To be sure, such service providers are in a tough spot. While most landlords can move against a failed tenant's letter of credit or other security to collect at least a portion of what they're owed, architects, marketing firms and the like rarely have such fallbacks.
Suing isn't necessarily a viable alternative. Even if a firm is willing to incur the time and expense of going to court, the best many can hope for is to be placed in the same line as a slew of the failed dot-com's other creditors.
Creditors can sometimes recover some of the money they're owed by pursuing proceeds from the letter of credit the dot-com originally gave to the landlord, or by threatening to push the dot-com into involuntary bankruptcy, lawyers say.

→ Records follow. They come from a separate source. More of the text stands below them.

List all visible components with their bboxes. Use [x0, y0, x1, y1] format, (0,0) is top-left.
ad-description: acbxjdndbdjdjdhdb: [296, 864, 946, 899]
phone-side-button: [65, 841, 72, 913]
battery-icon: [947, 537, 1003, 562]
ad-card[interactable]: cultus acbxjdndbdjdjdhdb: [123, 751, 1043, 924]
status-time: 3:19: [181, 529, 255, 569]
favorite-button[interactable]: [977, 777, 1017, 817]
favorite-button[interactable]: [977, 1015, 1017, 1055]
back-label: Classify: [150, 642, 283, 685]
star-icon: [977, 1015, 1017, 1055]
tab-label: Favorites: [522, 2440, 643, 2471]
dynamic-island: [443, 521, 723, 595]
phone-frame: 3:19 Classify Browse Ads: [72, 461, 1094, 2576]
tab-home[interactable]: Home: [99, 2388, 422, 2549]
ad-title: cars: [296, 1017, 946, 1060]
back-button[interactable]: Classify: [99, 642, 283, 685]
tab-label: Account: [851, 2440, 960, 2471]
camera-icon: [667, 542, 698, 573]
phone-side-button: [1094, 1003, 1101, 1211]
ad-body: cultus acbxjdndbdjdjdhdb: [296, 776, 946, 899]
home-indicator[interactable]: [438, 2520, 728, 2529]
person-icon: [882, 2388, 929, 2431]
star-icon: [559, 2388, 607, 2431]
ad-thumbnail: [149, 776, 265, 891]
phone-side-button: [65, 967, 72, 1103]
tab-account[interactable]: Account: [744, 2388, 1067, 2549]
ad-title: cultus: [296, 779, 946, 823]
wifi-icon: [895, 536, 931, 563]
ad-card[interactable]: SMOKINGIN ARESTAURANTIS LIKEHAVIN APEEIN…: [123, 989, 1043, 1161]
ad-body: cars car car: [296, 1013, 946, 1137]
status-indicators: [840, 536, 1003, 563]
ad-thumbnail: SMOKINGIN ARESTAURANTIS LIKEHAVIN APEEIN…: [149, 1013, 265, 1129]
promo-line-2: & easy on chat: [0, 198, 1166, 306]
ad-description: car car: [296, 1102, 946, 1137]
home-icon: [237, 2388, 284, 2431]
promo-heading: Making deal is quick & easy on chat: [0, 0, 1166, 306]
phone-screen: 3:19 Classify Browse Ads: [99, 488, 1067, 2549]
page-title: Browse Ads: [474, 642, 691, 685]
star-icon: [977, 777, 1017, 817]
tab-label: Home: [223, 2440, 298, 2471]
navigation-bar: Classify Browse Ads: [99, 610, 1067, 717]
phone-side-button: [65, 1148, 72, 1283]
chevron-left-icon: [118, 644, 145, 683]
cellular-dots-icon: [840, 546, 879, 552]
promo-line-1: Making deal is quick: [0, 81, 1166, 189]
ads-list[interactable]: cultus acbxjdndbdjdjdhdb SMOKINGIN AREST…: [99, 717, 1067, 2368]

"The downside to this strategy is that if the creditor received payment from the dot-com in the 90 days prior to the bankruptcy, the bankruptcy trustee could try to get the money back," says Jess Bressi, a partner in the Irvine office of attorneys Cox, Castle & Nicholson LLP. "Unless you're careful, you could wind up being forced to return any money you have recently collected."
Largely overlooked in all the media coverage of the tech wreck is the ripple effect it's having on the rest of the economy. UCLA economist Tom Lieser says that every Internet job that's lost costs another 1.5 to two jobs in related industries, from the law firms that helped take companies public to the waiters who served Web designers $4-a-cup, double coffee lattes.